After many decades in Babylon as exiles and prisoners of war, in 539 BCE King Cyrus of Persia allowed the Jews to return to Jerusalem. Ever since Jerusalem’s fall to the Babylonian Army in the year 597 BCE, they had been a displaced people. When the Persians defeated the Babylonians, that circumstance finally changed.
I don’t know about you, but in all of my decades of living I have not been able to relate much to their experience… until now. Thanks to this public health pandemic you and I are apart from our sanctuary. We gather for worship not in the Jerusalem Temple but by the rivers of Babylon. That is to say, we gather not with church friends in our favorite pews but in our homes and on our vacations either alone or with our immediate family. It’s okay… but not the same! We remember 180 Academy Street with fondness and tears. We long to sit in the pews, pass the peace, sing our hymns and present our offerings in person.
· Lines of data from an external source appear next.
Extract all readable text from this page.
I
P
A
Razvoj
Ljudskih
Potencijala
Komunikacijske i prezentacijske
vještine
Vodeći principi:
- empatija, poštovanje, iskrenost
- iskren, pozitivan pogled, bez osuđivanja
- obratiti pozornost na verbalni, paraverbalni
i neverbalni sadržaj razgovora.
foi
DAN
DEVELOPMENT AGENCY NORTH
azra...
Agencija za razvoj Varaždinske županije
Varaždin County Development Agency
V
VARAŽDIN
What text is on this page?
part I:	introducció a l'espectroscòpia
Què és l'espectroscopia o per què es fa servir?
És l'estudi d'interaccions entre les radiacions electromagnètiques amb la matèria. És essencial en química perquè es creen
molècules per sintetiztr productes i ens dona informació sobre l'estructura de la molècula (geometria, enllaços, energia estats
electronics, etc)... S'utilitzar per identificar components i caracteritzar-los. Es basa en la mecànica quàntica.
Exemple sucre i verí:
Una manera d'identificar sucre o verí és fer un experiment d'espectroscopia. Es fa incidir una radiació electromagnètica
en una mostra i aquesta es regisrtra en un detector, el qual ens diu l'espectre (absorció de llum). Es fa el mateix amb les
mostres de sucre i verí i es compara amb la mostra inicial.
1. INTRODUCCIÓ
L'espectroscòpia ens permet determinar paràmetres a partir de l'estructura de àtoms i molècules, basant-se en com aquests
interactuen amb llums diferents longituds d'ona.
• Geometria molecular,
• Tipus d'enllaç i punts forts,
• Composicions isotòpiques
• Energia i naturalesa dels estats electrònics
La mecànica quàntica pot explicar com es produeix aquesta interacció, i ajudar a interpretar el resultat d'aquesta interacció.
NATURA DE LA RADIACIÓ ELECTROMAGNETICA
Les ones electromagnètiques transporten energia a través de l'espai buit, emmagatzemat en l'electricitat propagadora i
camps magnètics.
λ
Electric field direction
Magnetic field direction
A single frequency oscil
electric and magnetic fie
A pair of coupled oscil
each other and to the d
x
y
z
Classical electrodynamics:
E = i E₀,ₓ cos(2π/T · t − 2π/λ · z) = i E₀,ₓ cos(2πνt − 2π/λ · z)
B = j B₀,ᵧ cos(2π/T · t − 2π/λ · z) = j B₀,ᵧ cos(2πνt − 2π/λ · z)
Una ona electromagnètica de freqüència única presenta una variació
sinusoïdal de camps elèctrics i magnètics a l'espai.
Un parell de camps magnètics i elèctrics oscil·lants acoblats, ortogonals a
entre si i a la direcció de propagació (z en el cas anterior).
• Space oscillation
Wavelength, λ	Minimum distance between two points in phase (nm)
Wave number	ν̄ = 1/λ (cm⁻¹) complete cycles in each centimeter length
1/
We miss hallway conversations before and after the service. We remember fondly the breakfasts and receptions around the table in fellowship hall.
The exiled Jews of ancient times spent some six decades “out of the land” and away from their Temple (which the Babylonians had destroyed.) For six decades they remembered, lamented and cried out “how long will we be away from our spiritual home?” Surely our time away from the sanctuary will not last for decades! We hope and pray it will be over and we will be back in far less than a year! Though, somehow we are already five months into a closed building with online services, bible studies and meetings.
God willing, this time away will strengthen our faith and our commitment to the church family. It has long been said “absence makes the heart grow fonder.” May it be so for us! We do not yet know when the pandemic will slow down, when their will be an effective treatment or vaccine. We do not yet know when many of our favorite public events (like public worship or sports or schools) will be able to safely re-open and resume. Until then, live in solidarity with those ancient Babylonian exiles… remembering who and whose you are, where and what you long for. Keep the faith, stay hopeful, lament and cry, hope and wait. That’s what exiles do until God brings them home.